“So you admit you know who we are, yet you still try to bluff your way out of this? You must have been hit very hard in the head indeed,” Wispy said, still chortling.
“I know who he is,” Jason said, nodding slightly towards Corenntal. “Nobody gives a shit about you.” Wispy was right, however. He was trying to bluff his way out of his current predicament. While they may have been petty thugs, they were at least smart enough to put him in a location with enough shielding to block his tracking signal. Corenntal stopped laughing and walked up to punch Jason in the solar plexus as hard as he could. Jason hunched forward against the restraints and struggled to get a breath in through his damaged airways.
“Don’t insult my brother,” Corenntal said ominously.
“Brother?” Jason said doubtfully through fits of gasping. He opened his mouth for another clever insult, but thought better of it. Besides, he wasn’t sure if this species even had mothers. “Last chance, bud. Walk away and this will just be a horrible misunderstanding.” This again elicited bouts of laughter from the two and even from the other thugs that were just beyond the door, listening in. Jason could count four distinct voices out there. The laughter was loud enough that he almost missed the subsonic hum that was building in intensity. By the time they stopped and began to take notice of the sound, it had grown into an all-too-familiar rumble that was shaking fixtures and could be felt through the floor.
“Too late,” Jason said with a grim smile.
“What—” Before Corenntal could finish his thought, there was a muted explosion somewhere in the building and the power failed completely, plunging the facility into darkness. “Get down there and find out what happened!” he yelled. Two of the hallway dwellers jogged off at his command, bumping into the walls and each other as they went.
BOOM!
A sizable section of the ceiling in the corridor outside of the room collapsed. The passageway was filled with choking dust and debris as Corenntal’s underlings tried to get a light source to see what had happened.
“I think I found an emergency light,” someone called down the adjacent corridor, just as there was a loud whump from where the ceiling had collapsed. As Corenntal and Wispy peered into the gloom, faintly illuminated by the weak light streaming through the hole, two crimson orbs ignited from within the dust cloud and the loud whine of weapons charging could be clearly heard.
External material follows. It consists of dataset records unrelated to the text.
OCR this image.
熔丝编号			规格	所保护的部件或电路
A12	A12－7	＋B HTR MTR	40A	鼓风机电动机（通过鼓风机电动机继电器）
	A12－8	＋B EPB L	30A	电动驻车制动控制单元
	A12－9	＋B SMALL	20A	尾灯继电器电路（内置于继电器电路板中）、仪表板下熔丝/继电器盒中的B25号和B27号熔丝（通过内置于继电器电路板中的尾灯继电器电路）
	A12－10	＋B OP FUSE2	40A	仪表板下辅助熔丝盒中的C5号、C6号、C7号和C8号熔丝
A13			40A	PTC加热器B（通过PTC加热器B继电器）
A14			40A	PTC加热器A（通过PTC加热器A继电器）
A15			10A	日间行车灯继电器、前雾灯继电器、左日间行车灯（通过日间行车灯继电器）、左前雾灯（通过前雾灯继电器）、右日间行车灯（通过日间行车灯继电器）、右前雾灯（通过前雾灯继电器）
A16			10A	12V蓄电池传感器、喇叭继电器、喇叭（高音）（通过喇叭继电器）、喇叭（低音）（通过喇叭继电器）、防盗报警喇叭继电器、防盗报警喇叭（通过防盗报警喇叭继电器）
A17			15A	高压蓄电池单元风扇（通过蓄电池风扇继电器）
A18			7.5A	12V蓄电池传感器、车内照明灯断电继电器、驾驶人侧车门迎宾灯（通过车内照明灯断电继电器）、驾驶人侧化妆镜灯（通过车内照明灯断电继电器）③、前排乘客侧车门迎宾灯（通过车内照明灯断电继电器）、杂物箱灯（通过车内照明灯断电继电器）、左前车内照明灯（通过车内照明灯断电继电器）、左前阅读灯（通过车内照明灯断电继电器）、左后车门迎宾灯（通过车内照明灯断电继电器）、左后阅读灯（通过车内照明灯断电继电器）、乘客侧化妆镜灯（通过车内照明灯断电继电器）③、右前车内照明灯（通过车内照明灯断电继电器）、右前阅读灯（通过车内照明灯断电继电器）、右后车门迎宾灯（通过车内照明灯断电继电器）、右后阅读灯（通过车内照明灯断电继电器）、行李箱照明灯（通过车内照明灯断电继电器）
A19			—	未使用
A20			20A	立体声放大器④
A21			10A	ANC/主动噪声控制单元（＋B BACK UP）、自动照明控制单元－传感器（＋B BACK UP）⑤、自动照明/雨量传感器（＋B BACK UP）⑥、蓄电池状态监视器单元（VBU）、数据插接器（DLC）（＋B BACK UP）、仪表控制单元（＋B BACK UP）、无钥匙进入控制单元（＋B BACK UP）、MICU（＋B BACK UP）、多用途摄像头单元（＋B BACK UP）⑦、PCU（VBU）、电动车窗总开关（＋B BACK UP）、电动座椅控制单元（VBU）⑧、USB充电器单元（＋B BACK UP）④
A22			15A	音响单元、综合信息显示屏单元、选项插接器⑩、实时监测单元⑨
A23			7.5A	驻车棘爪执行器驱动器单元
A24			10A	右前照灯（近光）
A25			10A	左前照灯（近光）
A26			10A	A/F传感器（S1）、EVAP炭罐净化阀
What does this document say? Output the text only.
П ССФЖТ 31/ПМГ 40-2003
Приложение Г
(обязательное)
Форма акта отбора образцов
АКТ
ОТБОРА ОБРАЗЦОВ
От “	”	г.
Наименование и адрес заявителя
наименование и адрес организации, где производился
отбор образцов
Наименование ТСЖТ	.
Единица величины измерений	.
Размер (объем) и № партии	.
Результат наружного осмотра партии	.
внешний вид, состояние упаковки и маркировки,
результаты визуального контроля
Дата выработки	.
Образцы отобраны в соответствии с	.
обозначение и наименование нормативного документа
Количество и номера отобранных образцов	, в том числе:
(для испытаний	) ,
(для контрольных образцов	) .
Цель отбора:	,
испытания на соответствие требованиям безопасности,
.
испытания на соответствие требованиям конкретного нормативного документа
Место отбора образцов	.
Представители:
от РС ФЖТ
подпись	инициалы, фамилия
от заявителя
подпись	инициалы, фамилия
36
An enormous battlesynth burst from the dust and debris with blinding speed, firing his arm-mounted plasma cannons down the corridor as he made short work of the guards in the passageway. A second dark shape dropped through the hole in the ceiling and strode directly towards the still-open door with heavy footfalls. Corenntal and Wispy were so fixated on the battlesynth they didn’t see it.
The emergency lighting kicked on just in time for the pair of criminals to see Crusher filling the entire doorway, his face a mask of unmitigated rage. When he looked down and saw Jason chained to the chair and beaten to a pulp, he leapt across the room with a deafening roar and smashed a closed fist into Wispy’s head. The alien was dead before he hit the far wall. Corenntal was struggling with a small blaster when Crusher grabbed his arm and twisted it around, breaking it in several places.
“Wait!” Jason struggled to get out, the dust clotting up all the blood and making it hard to breathe or talk. “He’s the one we’re after. Don’t kill him.” Crusher lifted Corenntal up by the neck until he was at eye level and let out a rumbling snarl as he seemed to debate on whether or not to do as his captain had asked.
“Lucky!” Crusher bellowed down the corridor. “Get in here!”
A moment later, the battlesynth shouldered in through the doorway. Between him and Crusher the small room now seemed even smaller as Jason fought down waves of vertigo.
“Captain,” Lucky said crisply. “Please do not move.” A whine and sizzle let Jason know that his friend was using a cutting laser to remove his restraints. When the arm chains let go he nearly pitched forward onto his face, and was only stopped by a gentle but firm metal hand on his shoulder to catch him. He could not feel or move his arms as they’d been cinched tightly behind him for days, and they now hung uselessly at his sides.
“I’m taking this sack of shit to the ship,” Crusher said. “I’ll be back to help you with him.” With a yank the Galvetic warrior hefted Corenntal off the floor and carried him back through the doorway by the neck. Corenntal was in so much pain from the shattered arm he barely made a whimper. “Phoenix, I’m coming up the beam with the primary objective. Stand by,” Crusher said into the com as he stomped back to their ingress point.